I never thought of myself as someone who had many friends. When I was growing up, I often felt different from the majority of kids my age. Many LGBTQ kids feel this way, but my sexuality wasn't the only reason. I got bullied a lot in school. It seemed as though I was the kid everyone loved to hate. It was cool to pick on me. The reasons for doing so ranged from a shirt I wore to the music I listened to to the obvious remarks about being gay.
A lot of kids will try to fit in so they can make friends. I was not that kid. I was always the type who would rather be by myself than conform in order to hang out with others. I knew I would have much more fun watching music videos in my living room than playing a sport that bored me. At a very young age, I was aware of the fact that the only way to true happiness is to be one's self. I wasn't about to force myself to be something I wasn't.
I had one friend when I was eight years old. He was a boy in my class who lived on the same block. It felt more like a forced friendship because our mothers were friends. Whenever we got together, we could never agree on what to do. He would want to play board games and I would want to listen to music. It became quite clear to me that not every boy my age liked Mariah Carey and Janet Jackson as much as I did.
When I got to sixth grade, I made a friend who sat next to me in class. We were assigned the only two desks left in the back of the class. We got to talking quite a bit. The main reason we hit it off was because she never picked on me. She was the only person who didn't judge me. She was someone I could talk to and seek advice from. In seventh grade, we had lunch together almost every day.
The bullying combined with other mistreatment I faced caused me to develop social anxiety. When my parents moved me to a different state, I felt like I could start all over again. I took comfort in the fact that nobody knew who I was. I thought if I could stay quiet and keep to myself, I wouldn't have to deal with anymore bullying. At the time, I thought I was protecting myself. However, I would later realize that I was depriving myself of friendship.

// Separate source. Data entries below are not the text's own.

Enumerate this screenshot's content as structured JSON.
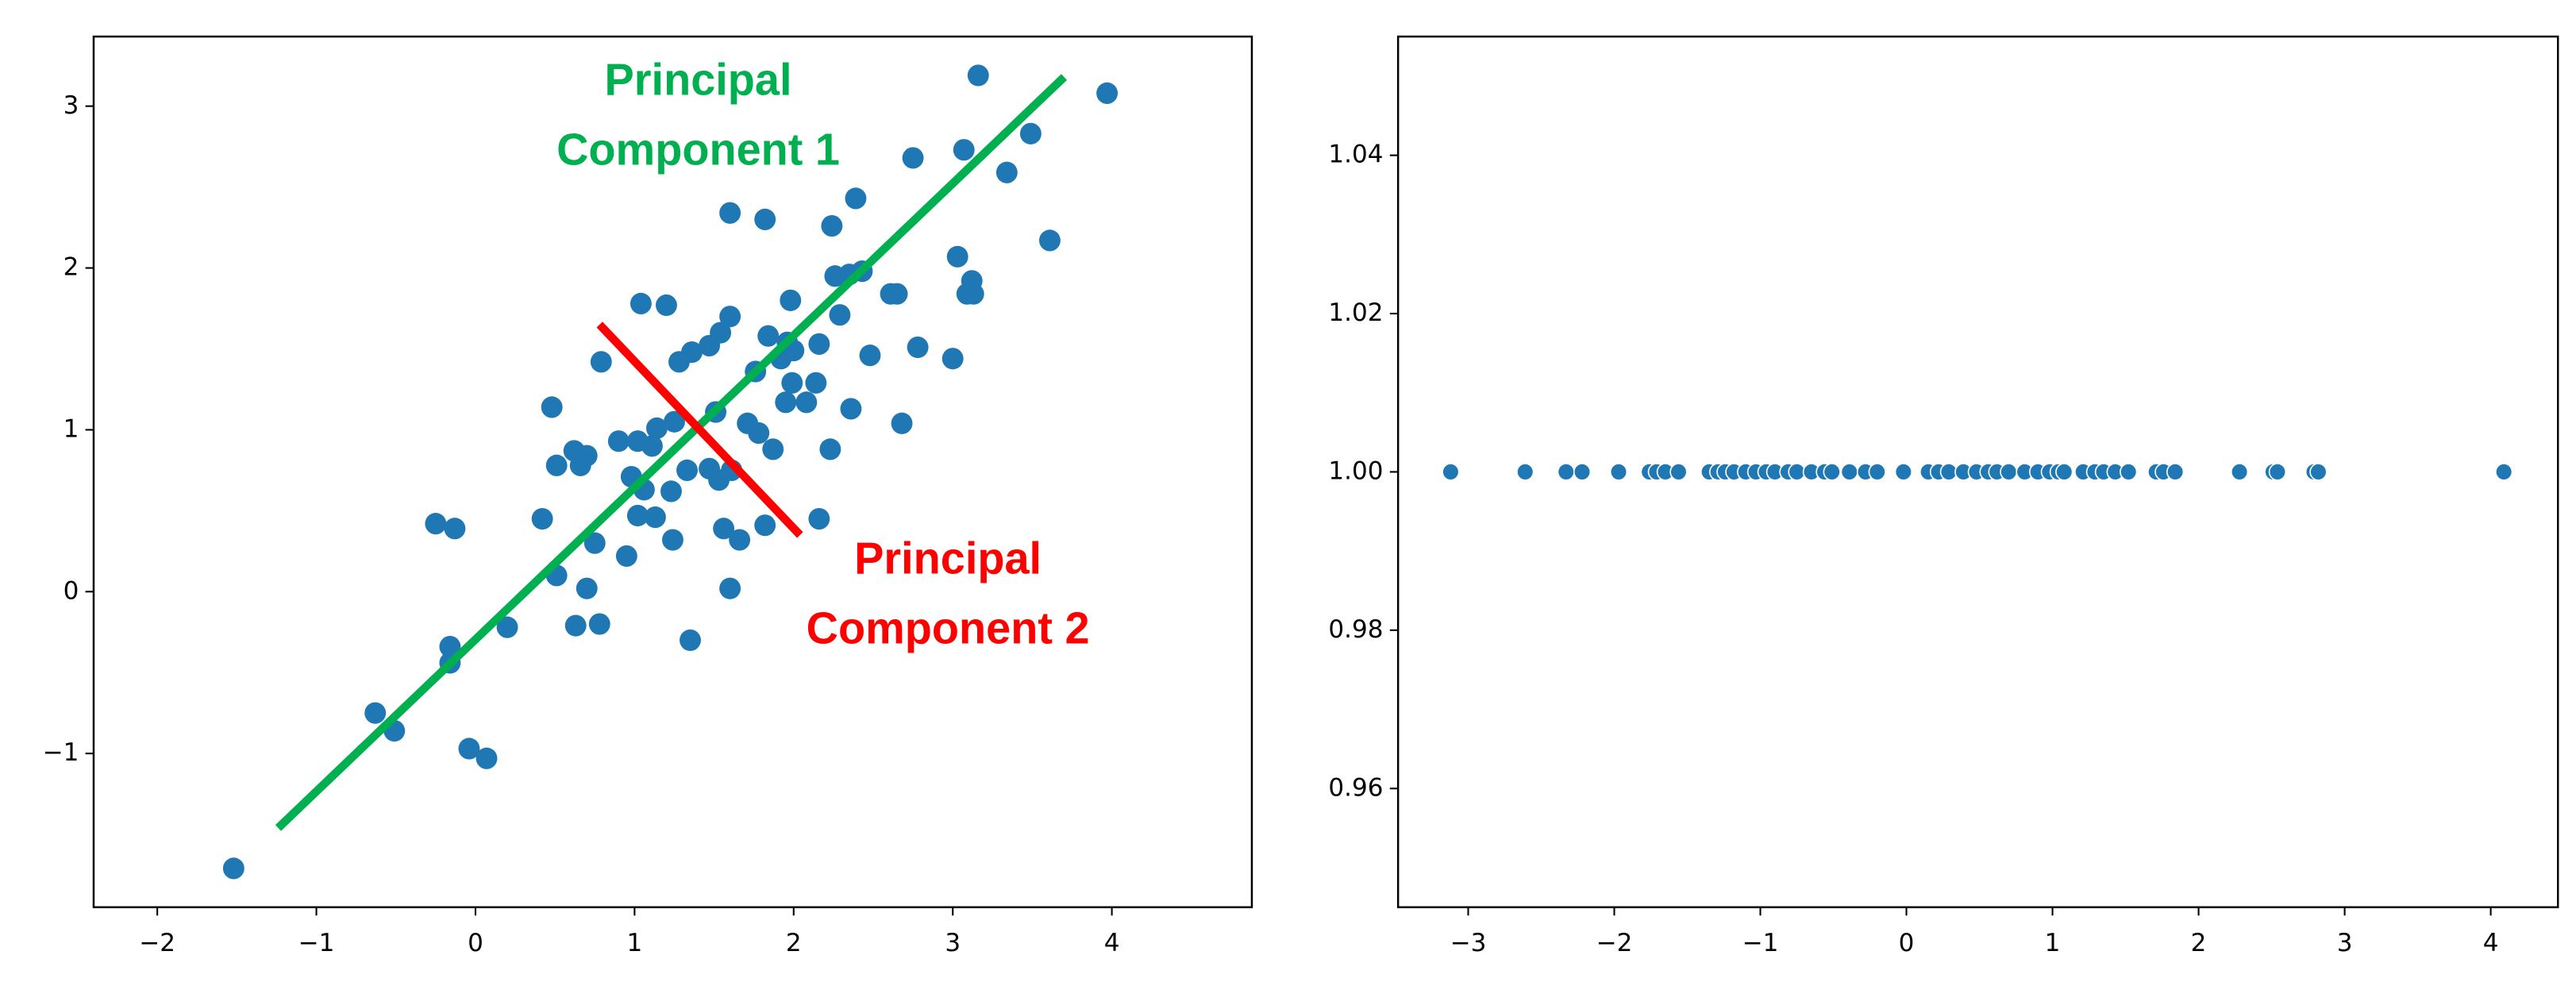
{
  "chart_data": [
    {
      "type": "scatter",
      "color": "#1f77b4",
      "x": [
        -1.52,
        -0.63,
        -0.51,
        -0.25,
        -0.13,
        -0.16,
        -0.16,
        -0.04,
        0.07,
        0.2,
        0.42,
        0.48,
        0.51,
        0.51,
        0.62,
        0.66,
        0.7,
        0.63,
        0.7,
        0.78,
        0.75,
        0.79,
        0.9,
        0.95,
        0.98,
        1.02,
        1.04,
        1.02,
        1.06,
        1.11,
        1.14,
        1.13,
        1.2,
        1.23,
        1.24,
        1.25,
        1.28,
        1.33,
        1.36,
        1.35,
        1.47,
        1.47,
        1.51,
        1.53,
        1.54,
        1.56,
        1.6,
        1.6,
        1.6,
        1.61,
        1.66,
        1.71,
        1.76,
        1.78,
        1.82,
        1.84,
        1.87,
        1.82,
        1.92,
        1.95,
        1.96,
        1.98,
        1.99,
        2.0,
        2.08,
        2.14,
        2.16,
        2.16,
        2.23,
        2.24,
        2.26,
        2.29,
        2.35,
        2.36,
        2.39,
        2.43,
        2.48,
        2.61,
        2.65,
        2.68,
        2.75,
        2.78,
        3.0,
        3.03,
        3.07,
        3.09,
        3.12,
        3.13,
        3.16,
        3.34,
        3.49,
        3.61,
        3.97
      ],
      "values": [
        -1.71,
        -0.75,
        -0.86,
        0.42,
        0.39,
        -0.34,
        -0.44,
        -0.97,
        -1.03,
        -0.22,
        0.45,
        1.14,
        0.1,
        0.78,
        0.87,
        0.78,
        0.84,
        -0.21,
        0.02,
        -0.2,
        0.3,
        1.42,
        0.93,
        0.22,
        0.71,
        0.93,
        1.78,
        0.47,
        0.63,
        0.9,
        1.01,
        0.46,
        1.77,
        0.62,
        0.32,
        1.05,
        1.42,
        0.75,
        1.48,
        -0.3,
        1.52,
        0.76,
        1.11,
        0.69,
        1.6,
        0.39,
        1.7,
        2.34,
        0.02,
        0.75,
        0.32,
        1.04,
        1.36,
        0.98,
        2.3,
        1.58,
        0.88,
        0.41,
        1.44,
        1.17,
        1.54,
        1.8,
        1.29,
        1.49,
        1.17,
        1.29,
        1.53,
        0.45,
        0.88,
        2.26,
        1.95,
        1.71,
        1.96,
        1.13,
        2.43,
        1.98,
        1.46,
        1.84,
        1.84,
        1.04,
        2.68,
        1.51,
        1.44,
        2.07,
        2.73,
        1.84,
        1.92,
        1.84,
        3.19,
        2.59,
        2.83,
        2.17,
        3.08
      ],
      "lines": [
        {
          "color": "#00b050",
          "x": [
            -1.24,
            3.7
          ],
          "y": [
            -1.46,
            3.18
          ]
        },
        {
          "color": "#ff0000",
          "x": [
            0.78,
            2.04
          ],
          "y": [
            1.65,
            0.35
          ]
        }
      ],
      "annotations": [
        {
          "text": [
            "Principal",
            "Component 1"
          ],
          "color": "#00b050"
        },
        {
          "text": [
            "Principal",
            "Component 2"
          ],
          "color": "#ff0000"
        }
      ],
      "xlim": [
        -2.4,
        4.88
      ],
      "ylim": [
        -1.95,
        3.43
      ],
      "xticks": [
        {
          "value": -2,
          "label": "−2"
        },
        {
          "value": -1,
          "label": "−1"
        },
        0,
        1,
        2,
        3,
        4
      ],
      "yticks": [
        {
          "value": -1,
          "label": "−1"
        },
        0,
        1,
        2,
        3
      ]
    },
    {
      "type": "scatter",
      "color": "#1f77b4",
      "x": [
        -3.12,
        -2.61,
        -2.33,
        -2.22,
        -1.97,
        -1.76,
        -1.71,
        -1.65,
        -1.56,
        -1.35,
        -1.29,
        -1.24,
        -1.18,
        -1.1,
        -1.03,
        -0.96,
        -0.9,
        -0.81,
        -0.75,
        -0.65,
        -0.56,
        -0.51,
        -0.39,
        -0.28,
        -0.2,
        -0.02,
        0.15,
        0.22,
        0.29,
        0.39,
        0.48,
        0.56,
        0.62,
        0.7,
        0.81,
        0.9,
        0.98,
        1.04,
        1.08,
        1.21,
        1.29,
        1.35,
        1.43,
        1.52,
        1.71,
        1.76,
        1.84,
        2.28,
        2.51,
        2.54,
        2.79,
        2.82,
        4.09
      ],
      "values": [
        1,
        1,
        1,
        1,
        1,
        1,
        1,
        1,
        1,
        1,
        1,
        1,
        1,
        1,
        1,
        1,
        1,
        1,
        1,
        1,
        1,
        1,
        1,
        1,
        1,
        1,
        1,
        1,
        1,
        1,
        1,
        1,
        1,
        1,
        1,
        1,
        1,
        1,
        1,
        1,
        1,
        1,
        1,
        1,
        1,
        1,
        1,
        1,
        1,
        1,
        1,
        1,
        1
      ],
      "xlim": [
        -3.48,
        4.46
      ],
      "ylim": [
        0.945,
        1.055
      ],
      "xticks": [
        {
          "value": -3,
          "label": "−3"
        },
        {
          "value": -2,
          "label": "−2"
        },
        {
          "value": -1,
          "label": "−1"
        },
        0,
        1,
        2,
        3,
        4
      ],
      "yticks": [
        0.96,
        0.98,
        {
          "value": 1,
          "label": "1.00"
        },
        1.02,
        1.04
      ]
    }
  ]
}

I still felt different, so that didn't help my case either. I didn't feel like I had anything in common with the people around me. I missed my hometown in Queens and the excitement of Manhattan. Going from one provincial town in Long Island to another in Pennsylvania didn't suit me at all. I was beginning to feel the negative effects of being so isolated. I yearned to be surrounded by people I could relate to in an environment that was compatible with my personality.
However, as I sit here today, true friendship still doesn't seem to be within reach. I will develop what I think are friendships and it won't take long before we drift apart. I always get into a space where any sort of interaction we have is initiated by me. It feels as though waiting for them to reach out to me will result in nothing. I always end up asking myself if I have more self-respect than this. The answer is always yes, so I make no more efforts and that is that.
This seems to be a socially accepted behavior now. Ignoring people is a practice that doesn't seem to shock anyone but me at this moment. I think it has a lot to do with the fact that it's become so much easier to connect with people. There are countless apps, social media networks, and technological devices available. My guess is that people take these options for granted. Since getting in touch no longer requires a lot of effort, they don't see the value in doing so.
I also think it has to do with the fact that we're living in an age of instant gratification. Keeping a friendship going takes work on both ends. It requires both parties involved to reach out and make things happen. A lot of people don't want to work for things to happen. On a subconscious level, that sense of entitlement may have also crept its way into friendship.
In the end, people are always going to need people. I'm hopeful that one day we'll discover the error of our ways. Someday people will learn that developing a relationship is better done over dinner, not swiping right and sending a witty message. Someday people will learn that anything worth having is going to require work. Someday people will learn the value of friendship. I just hope that day comes sooner rather than later.